Après débats à l’audience du 27 Juin 2025, a rendu l’ordonnance de référé suivante, mise à disposition au 26 septembre 2025 et prorogée au 06 novembre 2025 conformément à l’article 450 et suivants du Code de Procédure Civile, les parties ayant été avisées préalablement ;
ENTRE :
DEMANDEUR
M. [T] [N], demeurant [Adresse 5]
représenté par Maître Marie LE BERRE, avocate au barreau de TOULOUSE
ET
DÉFENDERESSE
Mme [K] [G], demeurant [Adresse 1]
non comparante, ni représentée
EXPOSE DU LITIGE
Par acte sous seing privé du 4 septembre 1998 à effet au 01 septembre 1998, d’une durée de quatre mois renouvelable, Monsieur [T] [N] a consenti un bail d’habitation meublé à Madame [K] [G] portant sur un logement situé [Adresse 3] à [Localité 8], moyennant un loyer de 2.200 francs, outre une provision pour charges de 170 francs, soit un montant après convertion, de 361,30 euros.
Par courrier du 14 mai 2024, Madame [K] [G] a donné congé à Monsieur [T] [N], à effet trois mois après, soit le 14 août 2024.
Le 26 février 2025 à 15h15, à la demande de Monsieur [T] [N], un Commissaire de justice a dressé un procès verbal, constatant que Madame [K] [G] se déclarait être toujours dans les lieux, ainsi que Madame [F] [J].

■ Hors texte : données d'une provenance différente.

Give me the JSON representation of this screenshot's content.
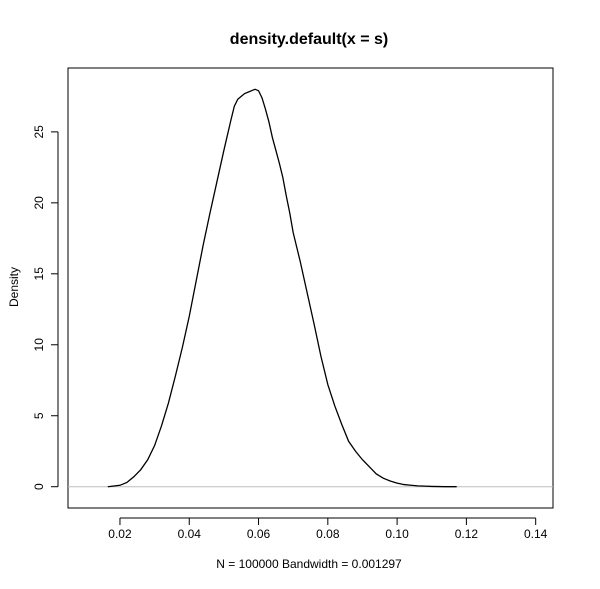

Indiquant que Madame [K] [G] se maintient dans les lieux malgré le terme du bail, Monsieur [T] [N] l’a fait assigner par acte en date du 03 avril 2025 devant le Juge des contentieux de la protection du Tribunal judiciaire de Toulouse pour obtenir, sous le bénéfice de l’exécution provisoire, de :
— constater qu’elle est occupante sans droit ni titre du logement depuis le 14 juin 2024,
— constater qu’elle refuse de quitter les lieux et de faire cesser ledit trouble,
— constater la dette de loyer constituée d’un montant de 14.165,93 euros à parfaire,
Par conséquent,
— ordonner son expulsion et de tout occupant de son chef, au besoin avec le concours de la force publique,
— l’autoriser à reprendre les lieux,
— fixer le montant de l’indemnité d’occupation à 335,39 euros par mois,
— la condamner à lui payer la somme de 14.165,93 euros à titre de provision au titre des loyers demeurant impayés,
— rappeler que le locataire doit poursuivre le paiement de celle-ci jusqu’à son départ effectif des lieux,
— la condamner à lui payer la somme de 1.500 euros en application de l’article 700 du code de procédure civile ainsi qu’aux entiers dépens.
L’assignation a été notifiée à la Préfecture de la Haute-Garonne le 04 avril 2025.
L’affaire a été débattue à l’audience du 27 juin 2025.
Lors de l’audience, Monsieur [T] [N], comparaissant en personne, a maintenu ses demandes, en précisant avoir délivré un congé pour vente et que la défenderesse se maintient toujours dans les lieux.
Madame [K] [G], citée à domicile avec avis de dépôt de l’acte en l’étude de commissaire de justice, n’a pas comparu et ne s’est pas fait représenter.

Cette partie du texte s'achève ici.